## Purpose

## Return value

## Syntax

`=FORMULATEXT(reference)`

*reference*- Reference to cell or cell range.

## How to use

The FORMULATEXT function returns a formula as a text string from a cell reference. The FORMULATEXT can be used to extract a formula as text from a cell reference. The text returned by FORMULATEXT is the same as displayed in the formula bar when a cell with a formula is selected. Once text is extracted with FORMULA text, it can be handled as text in another formula.

FORMULATEXT takes just one argument, *reference*, which is normally a cell reference like A1. If you use FORMULATEXT on a cell that doesn't contain a formula, it returns #N/A. FORMULATEXT will handle formulas up to 8192 characters.

In Excel 365, the FORMULATEXT function will return more than one result when given a range that contains formulas. These results will spill like other dynamic array formulas. In earlier versions of Excel, FORMULATEXT will return a single result from the upper left cell in the range.

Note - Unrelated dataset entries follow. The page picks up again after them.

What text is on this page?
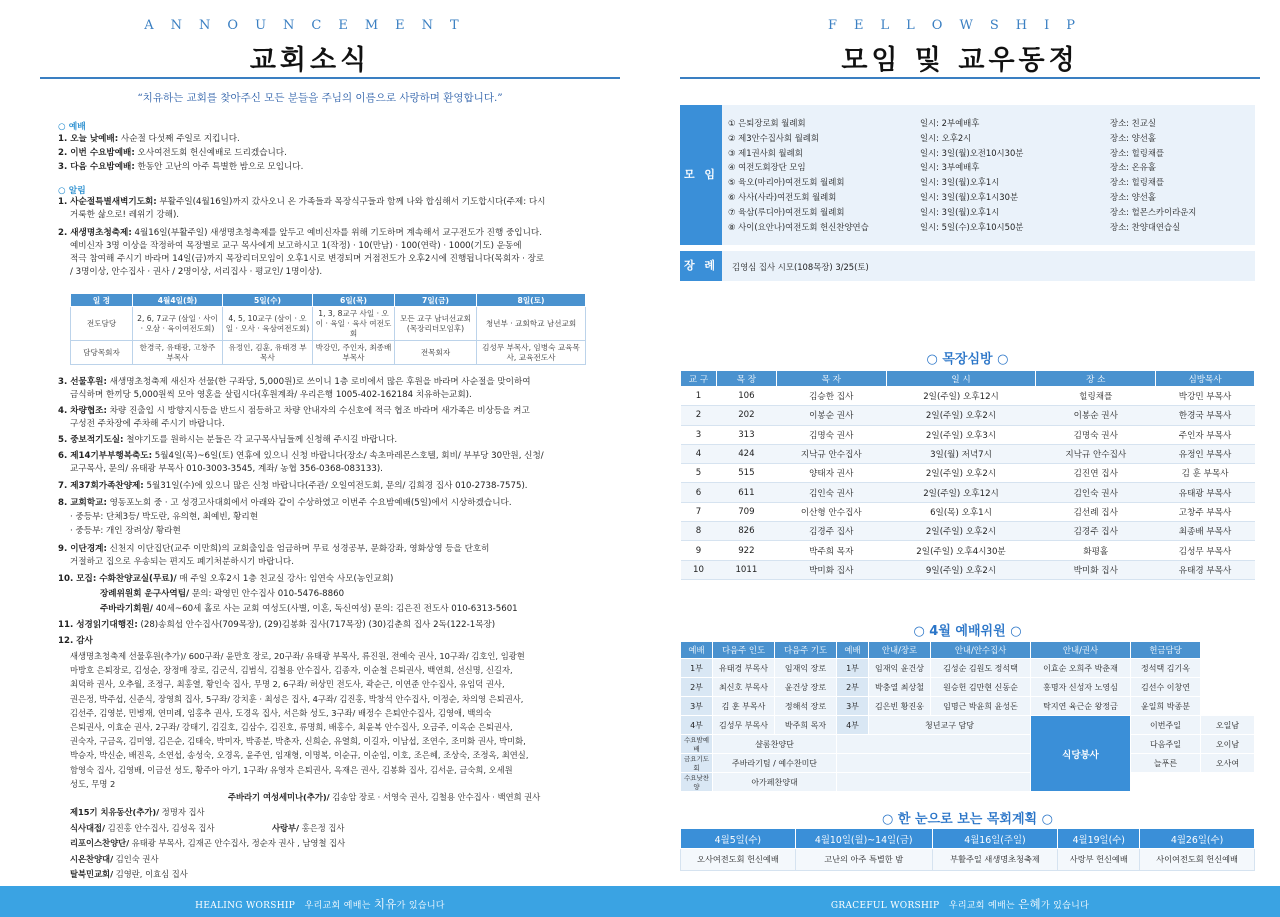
ANNOUNCEMENT
교회소식
“치유하는 교회를 찾아주신 모든 분들을 주님의 이름으로 사랑하며 환영합니다.”
○ 예배
1. 오늘 낮예배: 사순절 다섯째 주일로 지킵니다.
2. 이번 수요밤예배: 오사여전도회 헌신예배로 드리겠습니다.
3. 다음 수요밤예배: 한동안 고난의 아주 특별한 밤으로 모입니다.
○ 알림
1. 사순절특별새벽기도회: 부활주일(4월16일)까지 갔사오니 온 가족들과 목장식구들과 함께 나와 합심해서 기도합시다(주제: 다시
거룩한 삶으로! 레위기 강해).
2. 새생명초청축제: 4월16일(부활주일) 새생명초청축제를 앞두고 예비신자를 위해 기도하며 계속해서 교구전도가 진행 중입니다.
예비신자 3명 이상을 작정하여 목장별로 교구 목사에게 보고하시고 1(작정) · 10(만남) · 100(연락) · 1000(기도) 운동에
적극 참여해 주시기 바라며 14일(금)까지 목장리더모임이 오후1시로 변경되며 거점전도가 오후2시에 진행됩니다(목회자 · 장로
/ 3명이상, 안수집사 · 권사 / 2명이상, 서리집사 · 평교인/ 1명이상).
일 정	4월4일(화)	5일(수)	6일(목)	7일(금)	8일(토)
전도담당	2, 6, 7교구 (삼일 · 사이 · 오삼 · 육이여전도회)	4, 5, 10교구 (삼이 · 오일 · 오사 · 육삼여전도회)	1, 3, 8교구 사일 · 오이 · 육일 · 육사 여전도회	모든 교구 남녀선교회 (목장리더모임후)	청년부 · 교회학교 남선교회
담당목회자	한경국, 유태광, 고창주 부목사	유정인, 김훈, 유태경 부목사	박강민, 주인자, 최종배 부목사	전목회자	김성무 부목사, 임병숙 교육목사, 교육전도사
3. 선물후원: 새생명초청축제 새신자 선물(한 구좌당, 5,000원)로 쓰이니 1층 로비에서 많은 후원을 바라며 사순절을 맞이하여
금식하며 한끼당 5,000원씩 모아 영혼을 살립시다(후원계좌/ 우리은행 1005-402-162184 치유하는교회).
4. 차량협조: 차량 진출입 시 방향지시등을 반드시 점등하고 차량 안내자의 수신호에 적극 협조 바라며 새가족은 비상등을 켜고
구성전 주차장에 주차해 주시기 바랍니다.
5. 중보적기도실: 철야기도를 원하시는 분들은 각 교구목사님들께 신청해 주시길 바랍니다.
6. 제14기부부행복축도: 5월4일(목)~6일(토) 연휴에 있으니 신청 바랍니다(장소/ 속초마레몬스호텔, 회비/ 부부당 30만원, 신청/
교구목사, 문의/ 유태광 부목사 010-3003-3545, 계좌/ 농협 356-0368-083133).
7. 제37회가족찬양제: 5월31일(수)에 있으니 많은 신청 바랍니다(주관/ 오일여전도회, 문의/ 김희경 집사 010-2738-7575).
8. 교회학교: 영동포노회 중 · 고 성경고사대회에서 아래와 같이 수상하였고 이번주 수요밤예배(5일)에서 시상하겠습니다.
· 중등부: 단체3등/ 박도란, 유의현, 최예빈, 황리현
· 중등부: 개인 장려상/ 황라현
9. 이단경계: 신천지 이단집단(교주 이만희)의 교회출입을 엄금하며 무료 성경공부, 문화강좌, 영화상영 등을 단호히
거절하고 집으로 우송되는 편지도 폐기처분하시기 바랍니다.
10. 모집: 수화찬양교실(무료)/ 매 주일 오후2시 1층 친교실 강사: 임연숙 사모(농인교회)
장례위원회 운구사역팀/ 문의: 곽영민 안수집사 010-5476-8860
주바라기회원/ 40세~60세 홀로 사는 교회 여성도(사별, 이혼, 독신여성) 문의: 김은진 전도사 010-6313-5601
11. 성경읽기대행진: (28)송희섭 안수집사(709목장), (29)김봉화 집사(717목장) (30)김춘희 집사 2독(122-1목장)
12. 감사
새생명초청축제 선물후원(추가)/ 600구좌/ 윤만호 장로, 20구좌/ 유태광 부목사, 류진원, 전예숙 권사, 10구좌/ 김호인, 임광현
마방호 은퇴장로, 김성순, 장정매 장로, 김군식, 김범식, 김철용 안수집사, 김종자, 이순철 은퇴권사, 백연희, 선신명, 신길자,
최덕하 권사, 오추월, 조정구, 최홍열, 황인숙 집사, 무명 2, 6구좌/ 허상민 전도사, 곽순근, 이연준 안수집사, 유임덕 권사,
권은정, 박주섭, 신준식, 장영희 집사, 5구좌/ 강치훈 · 최성은 집사, 4구좌/ 김진홍, 박창석 안수집사, 이정순, 차의영 은퇴권사,
김선주, 김영분, 민병재, 연미례, 임홍추 권사, 도경옥 집사, 서은화 성도, 3구좌/ 배정수 은퇴안수집사, 김영애, 백의숙
은퇴권사, 이효순 권사, 2구좌/ 강태기, 김길호, 김삼수, 김진호, 류명희, 배홍수, 최윤복 안수집사, 오금주, 이옥순 은퇴권사,
권숙자, 구금옥, 김미영, 김은순, 김태숙, 박미자, 박종분, 박춘자, 신희순, 유열희, 이길자, 이남섭, 조연수, 조미화 권사, 박미화,
박승자, 박신순, 배진옥, 소연섭, 송성숙, 오경옥, 윤주연, 임재형, 이명복, 이순규, 이순임, 이호, 조은혜, 조상숙, 조정옥, 최연실,
함영숙 집사, 김영배, 이금선 성도, 황주아 아기, 1구좌/ 유영자 은퇴권사, 옥재은 권사, 김봉화 집사, 김서운, 금숙희, 오세원
성도, 무명 2
주바라기 여성세미나(추가)/ 김송암 장로 · 서영숙 권사, 김철용 안수집사 · 백연희 권사
제15기 치유동산(추가)/ 정명자 집사
식사대접/ 김진홍 안수집사, 김성옥 집사	사랑부/ 홍은정 집사
리포이스찬양단/ 유태광 부목사, 김재곤 안수집사, 정순자 권사 , 남영철 집사
시온찬양대/ 김인숙 권사
탈북민교회/ 김영란, 이효심 집사
HEALING WORSHIP 우리교회 예배는 치유가 있습니다
FELLOWSHIP
모임 및 교우동정
모 임
① 은퇴장로회 월례회	일시: 2부예배후	장소: 친교실
② 제3안수집사회 월례회	일시: 오후2시	장소: 양선홀
③ 제1권사회 월례회	일시: 3일(월)오전10시30분	장소: 힐링채플
④ 여전도회장단 모임	일시: 3부예배후	장소: 온유홀
⑤ 육오(마리아)여전도회 월례회	일시: 3일(월)오후1시	장소: 힐링채플
⑥ 사사(사라)여전도회 월례회	일시: 3일(월)오후1시30분	장소: 양선홀
⑦ 육삼(루디아)여전도회 월례회	일시: 3일(월)오후1시	장소: 헐몬스카이라운지
⑧ 사이(요안나)여전도회 헌신찬양연습	일시: 5일(수)오후10시50분	장소: 찬양대연습실
장 례	김영심 집사 시모(108목장) 3/25(토)
○ 목장심방 ○
교 구	목 장	목 자	일 시	장 소	심방목사
1	106	김승한 집사	2일(주일) 오후12시	힐링채플	박강민 부목사
2	202	이봉순 권사	2일(주일) 오후2시	이봉순 권사	한경국 부목사
3	313	김명숙 권사	2일(주일) 오후3시	김명숙 권사	주인자 부목사
4	424	지낙규 안수집사	3일(월) 저녁7시	지낙규 안수집사	유정인 부목사
5	515	양태자 권사	2일(주일) 오후2시	김진연 집사	김 훈 부목사
6	611	김인숙 권사	2일(주일) 오후12시	김인숙 권사	유태광 부목사
7	709	이산형 안수집사	6일(목) 오후1시	김선례 집사	고창주 부목사
8	826	김경주 집사	2일(주일) 오후2시	김경주 집사	최종배 부목사
9	922	박주희 목자	2일(주일) 오후4시30분	화평홀	김성무 부목사
10	1011	박미화 집사	9일(주일) 오후2시	박미화 집사	유태경 부목사
○ 4월 예배위원 ○
예배	다음주 인도	다음주 기도	예배	안내/장로	안내/안수집사	안내/권사	헌금담당	
1부	유태경 부목사	임재익 장로	1부	임재익 윤건상	김성순 김원도 정석택	이효순 오희주 박춘재	정석택 김기옥	
2부	최신호 부목사	윤건상 장로	2부	박충열 최상철	원승헌 김만현 신동순	홍명자 신성자 노영심	김선수 이창연	
3부	김 훈 부목사	정해석 장로	3부	김은빈 황진웅	임명근 박윤희 윤성돈	탁지연 육근순 왕정금	윤일희 박종분	
4부	김성무 부목사	박주희 목자	4부	청년교구 담당		식당봉사	이번주일	오일남
수요밤예배	샬롬찬양단						다음주일	오이남
금요기도회	주바라기팀 / 예수찬미단						늘푸른	오사여
수요낮찬양	아가페찬양대							
○ 한 눈으로 보는 목회계획 ○
4월5일(수)	4월10일(월)~14일(금)	4월16일(주일)	4월19일(수)	4월26일(수)
오사여전도회 헌신예배	고난의 아주 특별한 밤	부활주일 새생명초청축제	사랑부 헌신예배	사이여전도회 헌신예배
GRACEFUL WORSHIP 우리교회 예배는 은혜가 있습니다
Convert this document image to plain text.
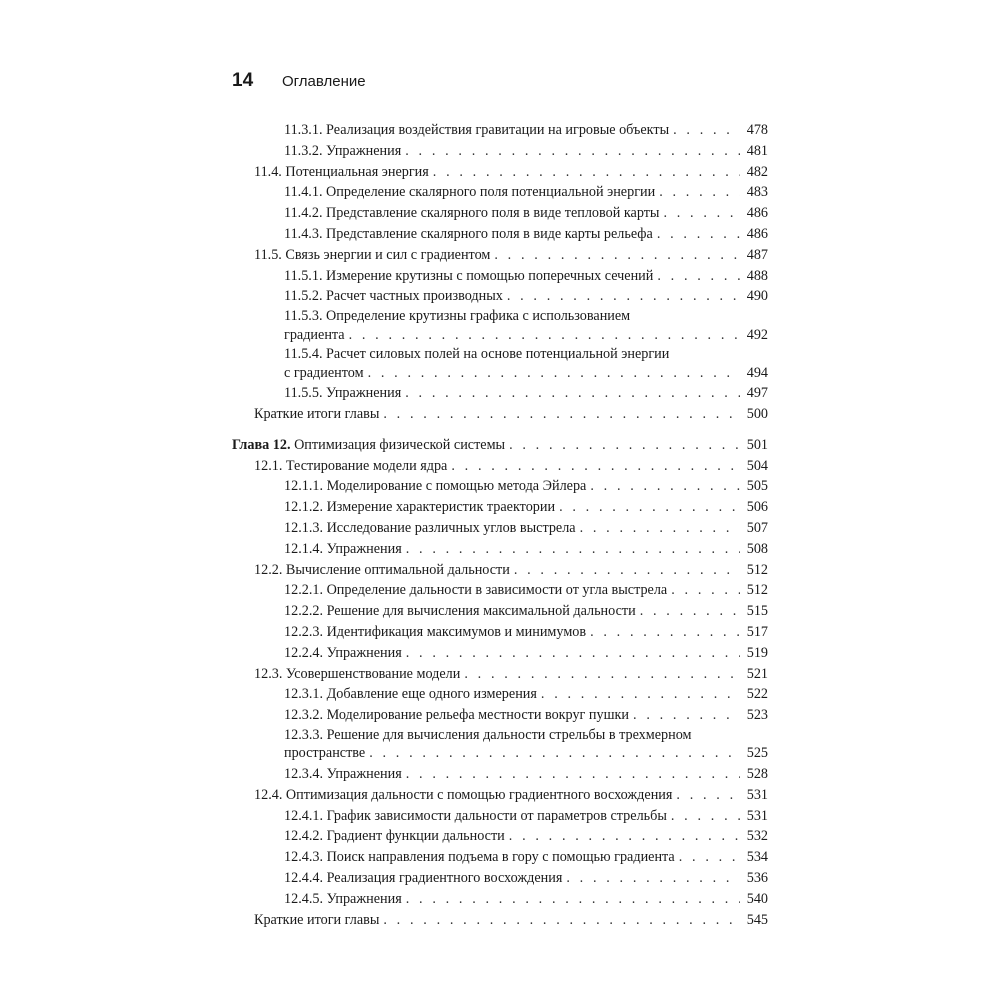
14	Оглавление
11.3.1. Реализация воздействия гравитации на игровые объекты . . .	478
11.3.2. Упражнения . . .	481
11.4. Потенциальная энергия . . .	482
11.4.1. Определение скалярного поля потенциальной энергии . . .	483
11.4.2. Представление скалярного поля в виде тепловой карты . . .	486
11.4.3. Представление скалярного поля в виде карты рельефа . . .	486
11.5. Связь энергии и сил с градиентом . . .	487
11.5.1. Измерение крутизны с помощью поперечных сечений . . .	488
11.5.2. Расчет частных производных . . .	490
11.5.3. Определение крутизны графика с использованием
градиента . . .	492
11.5.4. Расчет силовых полей на основе потенциальной энергии
с градиентом . . .	494
11.5.5. Упражнения . . .	497
Краткие итоги главы . . .	500
Глава 12. Оптимизация физической системы . . .	501
12.1. Тестирование модели ядра . . .	504
12.1.1. Моделирование с помощью метода Эйлера . . .	505
12.1.2. Измерение характеристик траектории . . .	506
12.1.3. Исследование различных углов выстрела . . .	507
12.1.4. Упражнения . . .	508
12.2. Вычисление оптимальной дальности . . .	512
12.2.1. Определение дальности в зависимости от угла выстрела . . .	512
12.2.2. Решение для вычисления максимальной дальности . . .	515
12.2.3. Идентификация максимумов и минимумов . . .	517
12.2.4. Упражнения . . .	519
12.3. Усовершенствование модели . . .	521
12.3.1. Добавление еще одного измерения . . .	522
12.3.2. Моделирование рельефа местности вокруг пушки . . .	523
12.3.3. Решение для вычисления дальности стрельбы в трехмерном
пространстве . . .	525
12.3.4. Упражнения . . .	528
12.4. Оптимизация дальности с помощью градиентного восхождения . . .	531
12.4.1. График зависимости дальности от параметров стрельбы . . .	531
12.4.2. Градиент функции дальности . . .	532
12.4.3. Поиск направления подъема в гору с помощью градиента . . .	534
12.4.4. Реализация градиентного восхождения . . .	536
12.4.5. Упражнения . . .	540
Краткие итоги главы . . .	545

To check if a cell contains a formula, use the ISFORMULA function. To *temporarily* display *all formula* in a worksheet with the keyboard shortcut Control + `.

### Examples

Assuming the formula =TODAY() in cell A1:

```
=FORMULATEXT(A1) // returns "=TODAY()"
```

With the formula =C1+B1 in cell D1:

```
=FORMULATEXT(D1) // returns "=C1+B1"
```

With the text "apple" in cell F1:

```
=FORMULATEXT(F1) // returns #NA!
```

One quirk of FORMULATEXT is that it will not display a circular reference error if given a reference to the same cell it resides in. For example, if the formula below is entered in cell A1:

```
=FORMULATEXT(A1) // returns =FORMULATEXT(A1)
```

The result is simply "=FORMULATEXT(A1)".

### Notes

- To test if a cell contains a formula or not, use the ISFORMULA function.
- FORMULATEXT will return #N/A if a cell does not contain a formula.
- FORMULATEXT will return #N/A when referencing another workbook that is not open.
- FORMULATEXT was introduced in Excel 2013.